Qwen 3 Is Here… But Where’s DeepSeek-R2?!
AI Summary
Overview of Quen 3
- Release Context: Recent launch by Alibaba, anticipated alongside Deepseek R2.
- Model Name: Quen 3235B A22B, indicating:
- 235 billion parameters (large but not the largest)
- 22 billion active parameters (activated for specific tasks).
Key Features
- Model Architecture: Mixture of experts model for efficiency, activating only specialized experts for given tasks.
- Performance Benchmarks:
- 95% on Arena Hard, outperformed Deepseek R1, 01, and 03 Mini.
- 85% and 81% on Amy 24 and Amy 25 math benchmarks, just behind Gemini 2.5 Pro.
- Outperformed Gemini 2.5 Pro in coding benchmarks (Code Forces).
- Additional Versions: Includes a Quen 3 32B dense model and other variants ranging from 600 million to 30 billion parameters.
- Open Source Availability: Enhances access for researchers and startups, impacting global AI innovation.
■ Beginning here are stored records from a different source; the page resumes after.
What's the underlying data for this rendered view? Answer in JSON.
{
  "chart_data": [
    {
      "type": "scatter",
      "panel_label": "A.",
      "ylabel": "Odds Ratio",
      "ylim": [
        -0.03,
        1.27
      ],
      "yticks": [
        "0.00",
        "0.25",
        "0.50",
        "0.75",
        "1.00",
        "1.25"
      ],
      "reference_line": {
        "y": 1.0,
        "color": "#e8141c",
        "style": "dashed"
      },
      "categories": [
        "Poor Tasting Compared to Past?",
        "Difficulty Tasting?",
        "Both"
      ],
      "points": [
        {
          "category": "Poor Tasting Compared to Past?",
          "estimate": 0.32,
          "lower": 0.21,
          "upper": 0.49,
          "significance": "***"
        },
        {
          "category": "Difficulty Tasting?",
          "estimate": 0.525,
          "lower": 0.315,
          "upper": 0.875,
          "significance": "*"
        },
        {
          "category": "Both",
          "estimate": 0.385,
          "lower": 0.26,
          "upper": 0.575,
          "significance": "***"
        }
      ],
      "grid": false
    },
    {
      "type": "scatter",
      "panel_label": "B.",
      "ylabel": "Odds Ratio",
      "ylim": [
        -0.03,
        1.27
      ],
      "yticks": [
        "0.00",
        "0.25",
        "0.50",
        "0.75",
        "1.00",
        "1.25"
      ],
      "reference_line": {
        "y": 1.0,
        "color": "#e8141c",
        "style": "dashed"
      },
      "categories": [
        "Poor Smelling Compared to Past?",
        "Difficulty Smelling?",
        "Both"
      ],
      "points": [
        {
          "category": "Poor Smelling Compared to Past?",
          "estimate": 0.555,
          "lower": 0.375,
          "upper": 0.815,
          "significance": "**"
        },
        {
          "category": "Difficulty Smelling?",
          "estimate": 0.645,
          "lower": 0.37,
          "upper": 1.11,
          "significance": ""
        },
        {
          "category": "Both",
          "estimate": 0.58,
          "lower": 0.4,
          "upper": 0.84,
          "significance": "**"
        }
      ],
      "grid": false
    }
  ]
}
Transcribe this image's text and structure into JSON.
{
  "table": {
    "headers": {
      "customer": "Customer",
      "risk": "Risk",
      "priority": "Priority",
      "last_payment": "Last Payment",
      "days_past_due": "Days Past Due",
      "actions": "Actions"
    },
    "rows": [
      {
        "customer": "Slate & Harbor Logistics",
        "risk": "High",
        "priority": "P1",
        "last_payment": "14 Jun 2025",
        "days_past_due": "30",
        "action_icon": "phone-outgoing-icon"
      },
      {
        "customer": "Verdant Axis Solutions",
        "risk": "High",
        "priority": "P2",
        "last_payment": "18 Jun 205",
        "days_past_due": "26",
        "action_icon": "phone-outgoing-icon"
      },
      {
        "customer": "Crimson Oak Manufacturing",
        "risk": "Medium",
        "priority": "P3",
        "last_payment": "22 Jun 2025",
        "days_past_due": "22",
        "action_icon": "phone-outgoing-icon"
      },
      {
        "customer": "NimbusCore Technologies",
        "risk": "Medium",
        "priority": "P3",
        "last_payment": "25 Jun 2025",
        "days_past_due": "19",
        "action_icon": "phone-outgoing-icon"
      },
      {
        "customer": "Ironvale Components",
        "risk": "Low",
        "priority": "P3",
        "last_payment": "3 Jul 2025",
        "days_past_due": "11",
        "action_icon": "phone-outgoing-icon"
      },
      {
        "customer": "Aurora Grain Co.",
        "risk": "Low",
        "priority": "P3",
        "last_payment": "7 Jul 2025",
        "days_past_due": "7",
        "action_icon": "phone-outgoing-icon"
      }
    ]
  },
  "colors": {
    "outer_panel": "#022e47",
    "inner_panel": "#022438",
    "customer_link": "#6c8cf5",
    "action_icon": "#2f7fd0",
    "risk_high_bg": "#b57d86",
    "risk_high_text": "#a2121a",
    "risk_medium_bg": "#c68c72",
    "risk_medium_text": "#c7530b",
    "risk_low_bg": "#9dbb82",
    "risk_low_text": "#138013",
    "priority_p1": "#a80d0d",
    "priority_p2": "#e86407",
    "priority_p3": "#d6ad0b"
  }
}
- Hybrid Thinkers: Capable of both reasoning and non-reasoning tasks, boosting performance on math and coding.
- Expanded Dataset: Pre-trained on about 36 trillion tokens (compared to 18 trillion for Quen 2.5), covering 119 languages.
- Agentic Capabilities: Optimized for coding and improved support for Anthropic’s MCP (Model Context Protocol).
Conclusion
- Quen 3 is a formidable addition to the AI landscape, competing closely with existing models like Gemini 2.5 Pro, with upcoming updates from Deepseek promising further developments.